With the help of some command line Kung fu I was able to automatically split my big CSV file into 80 smaller chunks, create 80 M3 Data Import (MDI) descriptions, and run 80 parallel threads that each upload one million records:
Each job takes about 1% CPU. So that should max out the server to about 80% CPU utilization.
However, M3 seems to have capped well before the 80 jobs. I guess that is Amdahl’s law of maximum expected performance in parallel computing.
The result was about 1,100 records per second, which would complete in about 20h, less than a day. That is one order of magnitude improvement!!!
With some more benchmarking we could plot the curve of Amdahl’s performance and find the optimum number of jobs and have a pretty accurate estimate of the expected duration.
I also automatically generated a cleanup script that deletes everything, and I noticed the delete takes four times longer than the add.

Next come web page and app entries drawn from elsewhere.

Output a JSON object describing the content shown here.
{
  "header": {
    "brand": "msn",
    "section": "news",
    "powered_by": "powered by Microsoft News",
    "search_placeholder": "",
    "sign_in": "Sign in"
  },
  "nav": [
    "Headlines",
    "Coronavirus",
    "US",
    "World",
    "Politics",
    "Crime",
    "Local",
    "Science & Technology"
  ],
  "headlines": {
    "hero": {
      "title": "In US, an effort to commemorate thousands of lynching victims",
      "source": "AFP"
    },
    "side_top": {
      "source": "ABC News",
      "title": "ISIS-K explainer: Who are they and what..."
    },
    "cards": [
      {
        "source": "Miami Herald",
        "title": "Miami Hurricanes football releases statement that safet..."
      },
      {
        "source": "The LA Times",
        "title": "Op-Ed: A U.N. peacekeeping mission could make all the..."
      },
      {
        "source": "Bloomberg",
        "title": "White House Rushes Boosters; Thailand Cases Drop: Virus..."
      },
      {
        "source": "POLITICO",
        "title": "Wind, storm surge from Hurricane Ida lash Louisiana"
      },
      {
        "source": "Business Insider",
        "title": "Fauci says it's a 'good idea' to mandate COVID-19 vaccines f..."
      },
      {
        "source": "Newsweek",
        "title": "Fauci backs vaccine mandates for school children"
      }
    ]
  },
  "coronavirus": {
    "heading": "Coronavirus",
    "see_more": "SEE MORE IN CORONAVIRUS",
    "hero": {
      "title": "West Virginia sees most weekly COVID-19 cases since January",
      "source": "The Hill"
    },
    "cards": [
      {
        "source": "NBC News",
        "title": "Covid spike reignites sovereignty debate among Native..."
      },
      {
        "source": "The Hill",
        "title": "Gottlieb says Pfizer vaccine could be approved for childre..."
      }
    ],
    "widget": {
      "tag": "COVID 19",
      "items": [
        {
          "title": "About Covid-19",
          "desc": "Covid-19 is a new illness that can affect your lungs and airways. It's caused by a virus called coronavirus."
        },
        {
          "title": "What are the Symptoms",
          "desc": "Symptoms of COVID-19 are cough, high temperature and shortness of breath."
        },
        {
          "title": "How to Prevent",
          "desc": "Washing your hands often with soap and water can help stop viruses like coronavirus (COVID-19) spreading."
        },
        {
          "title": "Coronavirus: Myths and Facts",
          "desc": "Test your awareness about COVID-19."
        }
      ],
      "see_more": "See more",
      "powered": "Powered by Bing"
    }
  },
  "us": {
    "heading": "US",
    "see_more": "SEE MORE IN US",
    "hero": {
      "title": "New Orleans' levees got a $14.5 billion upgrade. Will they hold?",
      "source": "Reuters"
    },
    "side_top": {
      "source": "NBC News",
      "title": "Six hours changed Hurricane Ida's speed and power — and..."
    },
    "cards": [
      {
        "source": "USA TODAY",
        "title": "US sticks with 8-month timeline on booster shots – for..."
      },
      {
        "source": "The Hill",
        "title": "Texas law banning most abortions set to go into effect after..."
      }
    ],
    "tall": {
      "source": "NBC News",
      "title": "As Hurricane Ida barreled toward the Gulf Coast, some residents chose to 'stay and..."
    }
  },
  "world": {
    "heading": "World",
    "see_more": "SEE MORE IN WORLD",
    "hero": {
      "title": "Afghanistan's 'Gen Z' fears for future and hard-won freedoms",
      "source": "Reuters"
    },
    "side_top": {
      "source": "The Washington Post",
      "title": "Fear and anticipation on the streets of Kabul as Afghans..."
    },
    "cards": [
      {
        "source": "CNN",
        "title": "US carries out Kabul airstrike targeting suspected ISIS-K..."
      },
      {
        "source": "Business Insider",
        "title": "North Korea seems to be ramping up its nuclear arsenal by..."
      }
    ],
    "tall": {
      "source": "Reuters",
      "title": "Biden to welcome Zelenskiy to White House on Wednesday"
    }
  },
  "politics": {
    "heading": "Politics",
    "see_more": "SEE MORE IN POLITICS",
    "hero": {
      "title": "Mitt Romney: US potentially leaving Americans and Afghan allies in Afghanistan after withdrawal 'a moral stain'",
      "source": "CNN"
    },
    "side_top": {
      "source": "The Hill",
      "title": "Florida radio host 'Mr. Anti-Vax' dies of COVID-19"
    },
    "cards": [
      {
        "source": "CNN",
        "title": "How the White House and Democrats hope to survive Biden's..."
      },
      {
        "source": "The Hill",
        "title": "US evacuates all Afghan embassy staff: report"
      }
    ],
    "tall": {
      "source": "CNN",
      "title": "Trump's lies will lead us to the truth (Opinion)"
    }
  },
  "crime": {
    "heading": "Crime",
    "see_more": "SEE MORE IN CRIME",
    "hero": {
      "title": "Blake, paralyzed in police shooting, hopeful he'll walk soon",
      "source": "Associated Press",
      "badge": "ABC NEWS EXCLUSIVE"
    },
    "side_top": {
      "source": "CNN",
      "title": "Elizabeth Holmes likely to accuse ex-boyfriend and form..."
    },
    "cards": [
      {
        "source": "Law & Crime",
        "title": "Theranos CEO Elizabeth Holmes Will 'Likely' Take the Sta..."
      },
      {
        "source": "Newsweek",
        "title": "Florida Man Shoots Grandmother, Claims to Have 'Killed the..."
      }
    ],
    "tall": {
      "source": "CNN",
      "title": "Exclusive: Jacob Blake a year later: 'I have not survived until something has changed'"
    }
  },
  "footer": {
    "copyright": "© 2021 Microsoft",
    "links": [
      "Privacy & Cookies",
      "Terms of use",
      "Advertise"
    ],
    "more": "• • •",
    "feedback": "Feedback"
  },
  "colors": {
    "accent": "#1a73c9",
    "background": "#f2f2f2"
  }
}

By the time I had come up with my results, the customer had completely changed strategy and decided to upload the records directly with SQL INSERT. [Cough] [Cringe] <your reaction here>. They consulted with some folks at Infor, and apparently it is OK as long as the data has been pre-validated by API or by MWS MDP, and as long as M3 is shut down to avoid collisions with the M3 SmartCache. It is important to get clearance from Infor as SQL INSERT will void your Infor Support warranty.
I have also heard of the Item Data Interface (IDI) and the Warehouse Interface (WHI). I do not know if those could help. To be explored.
What would you do? How have you uploaded millions of records at once? Leave me a comment below.
Do not take these results as a reference. I was just providing some help to my customer and to the colleagues that are handling this.
I am not a reference for item/warehouse in M3, and I am not a reference for M3 performance, there are special teams dedicated to each.
Also, these results are specific to this customer at this time. Results will vary depending on many factors like CPU, memory, disk, tweaks, etc.